Flow in pipe can consist of single phase flow (gas, oil, or water only) or more which can be called multiphase (gas and liquid). In general, fluid in pipe can flow from an inlet point to outlet point if the pressure at outlet point is smaller than the pressure at inlet point, Pout < Pin (ΔP>0).
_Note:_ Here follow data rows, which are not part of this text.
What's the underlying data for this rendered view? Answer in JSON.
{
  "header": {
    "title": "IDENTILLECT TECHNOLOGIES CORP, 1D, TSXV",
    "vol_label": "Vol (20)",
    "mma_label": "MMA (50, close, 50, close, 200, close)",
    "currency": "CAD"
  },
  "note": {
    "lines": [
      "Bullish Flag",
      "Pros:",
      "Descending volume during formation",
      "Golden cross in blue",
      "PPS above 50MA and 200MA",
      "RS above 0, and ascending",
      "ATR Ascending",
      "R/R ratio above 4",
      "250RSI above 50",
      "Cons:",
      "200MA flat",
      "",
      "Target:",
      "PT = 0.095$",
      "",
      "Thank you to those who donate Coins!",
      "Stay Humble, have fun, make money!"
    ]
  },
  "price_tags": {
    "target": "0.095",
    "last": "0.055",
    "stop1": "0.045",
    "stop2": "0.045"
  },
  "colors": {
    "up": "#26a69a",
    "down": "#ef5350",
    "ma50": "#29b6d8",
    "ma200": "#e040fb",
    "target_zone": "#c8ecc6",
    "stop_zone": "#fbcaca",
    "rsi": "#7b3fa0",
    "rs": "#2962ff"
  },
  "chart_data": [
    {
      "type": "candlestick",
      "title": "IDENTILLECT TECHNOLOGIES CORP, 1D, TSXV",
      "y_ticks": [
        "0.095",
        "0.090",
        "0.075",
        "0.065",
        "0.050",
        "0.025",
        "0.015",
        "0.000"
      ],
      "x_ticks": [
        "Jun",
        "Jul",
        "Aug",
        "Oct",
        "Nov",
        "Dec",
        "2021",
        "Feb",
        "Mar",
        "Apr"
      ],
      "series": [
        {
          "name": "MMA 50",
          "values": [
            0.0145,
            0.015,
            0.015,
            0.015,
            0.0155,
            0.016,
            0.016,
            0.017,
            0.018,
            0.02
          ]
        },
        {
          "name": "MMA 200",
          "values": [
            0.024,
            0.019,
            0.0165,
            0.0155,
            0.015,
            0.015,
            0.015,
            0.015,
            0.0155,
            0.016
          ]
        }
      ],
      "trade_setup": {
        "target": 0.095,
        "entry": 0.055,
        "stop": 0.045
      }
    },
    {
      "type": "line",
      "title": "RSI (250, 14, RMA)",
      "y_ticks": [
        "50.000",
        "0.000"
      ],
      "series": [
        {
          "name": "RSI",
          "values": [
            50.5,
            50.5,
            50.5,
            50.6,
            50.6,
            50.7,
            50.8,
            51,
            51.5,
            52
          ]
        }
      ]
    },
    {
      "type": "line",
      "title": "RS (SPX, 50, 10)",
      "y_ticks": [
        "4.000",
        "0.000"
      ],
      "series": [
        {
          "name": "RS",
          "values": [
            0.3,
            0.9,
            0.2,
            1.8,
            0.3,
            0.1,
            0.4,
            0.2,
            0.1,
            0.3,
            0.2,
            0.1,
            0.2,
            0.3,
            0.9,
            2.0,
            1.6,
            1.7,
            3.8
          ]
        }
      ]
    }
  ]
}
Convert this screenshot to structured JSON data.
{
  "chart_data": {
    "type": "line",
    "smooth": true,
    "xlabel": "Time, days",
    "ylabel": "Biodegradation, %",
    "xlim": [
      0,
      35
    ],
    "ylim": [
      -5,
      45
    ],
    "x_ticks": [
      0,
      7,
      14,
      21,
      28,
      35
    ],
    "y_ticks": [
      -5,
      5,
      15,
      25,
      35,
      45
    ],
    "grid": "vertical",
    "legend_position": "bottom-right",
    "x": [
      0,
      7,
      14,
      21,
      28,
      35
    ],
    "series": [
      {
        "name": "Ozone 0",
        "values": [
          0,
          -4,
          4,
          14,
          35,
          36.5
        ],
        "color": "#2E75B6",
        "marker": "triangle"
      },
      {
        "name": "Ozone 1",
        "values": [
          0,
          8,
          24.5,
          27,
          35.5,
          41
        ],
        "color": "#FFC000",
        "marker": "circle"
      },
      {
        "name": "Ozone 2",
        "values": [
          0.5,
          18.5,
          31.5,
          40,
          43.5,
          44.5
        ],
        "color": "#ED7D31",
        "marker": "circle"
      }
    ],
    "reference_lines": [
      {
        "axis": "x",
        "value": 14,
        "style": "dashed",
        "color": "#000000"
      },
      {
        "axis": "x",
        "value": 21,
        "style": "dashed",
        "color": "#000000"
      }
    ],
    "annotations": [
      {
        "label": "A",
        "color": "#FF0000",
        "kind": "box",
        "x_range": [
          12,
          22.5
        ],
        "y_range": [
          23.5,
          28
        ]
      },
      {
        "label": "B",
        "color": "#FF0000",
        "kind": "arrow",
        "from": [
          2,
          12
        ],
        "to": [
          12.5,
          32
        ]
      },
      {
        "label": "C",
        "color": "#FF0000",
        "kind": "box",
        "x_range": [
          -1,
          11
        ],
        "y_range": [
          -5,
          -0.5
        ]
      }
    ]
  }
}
If the pressure at inlet point is equal to the pressure at outlet point, Pout = Pin (ΔP=0), then fluid flow along pipe will not happen.
Figure 1: Flow in Pipe Concept

Figure 1 is a figure that show pipeline with inlet point consist of three pipe segments, segment 1 with pressure P1 and flow rate Q1 , segment 2 with pressure P2 and flow rate Q2, and segment 3 with pressure P3 and flow rate  Q3. The fluid of three pipe segments will be streamed to a gathering pipe with outlet pressure as Pout and fluid flow rate as Qout. Flow rate Qout shall be the sum of Q1, Q2, and Q3, because the pipeline in Figure 1 is assumed there is not inhibitor there.

If Qout is not summation of three flow rate (Q1, Q2, and Q3), it indicate that there is leak in pipe flow. As was explained earlier that the fluid flows from high pressure to low pressure, so fluid from the third inlet segments will flow into outlet segment if the value of P1, P2, and P3 respectively is greater than Pout.

A case that could possibly occur on the fluid in pipe is the pressure in the inlet segment is smaller than Pout, so the fluid will experience back-flow. Backflow can occur in variety of possibilities, namely the fluid from inlet segment which has higher pressure will flow into inlet segment which has lower pressure. When this condition occurs, then the flow rate that reaches outlet point will not optimal. Similarly, for fluid flow in the production pipeline, if backflow occur, the fluid flow rate through separator will not optimal.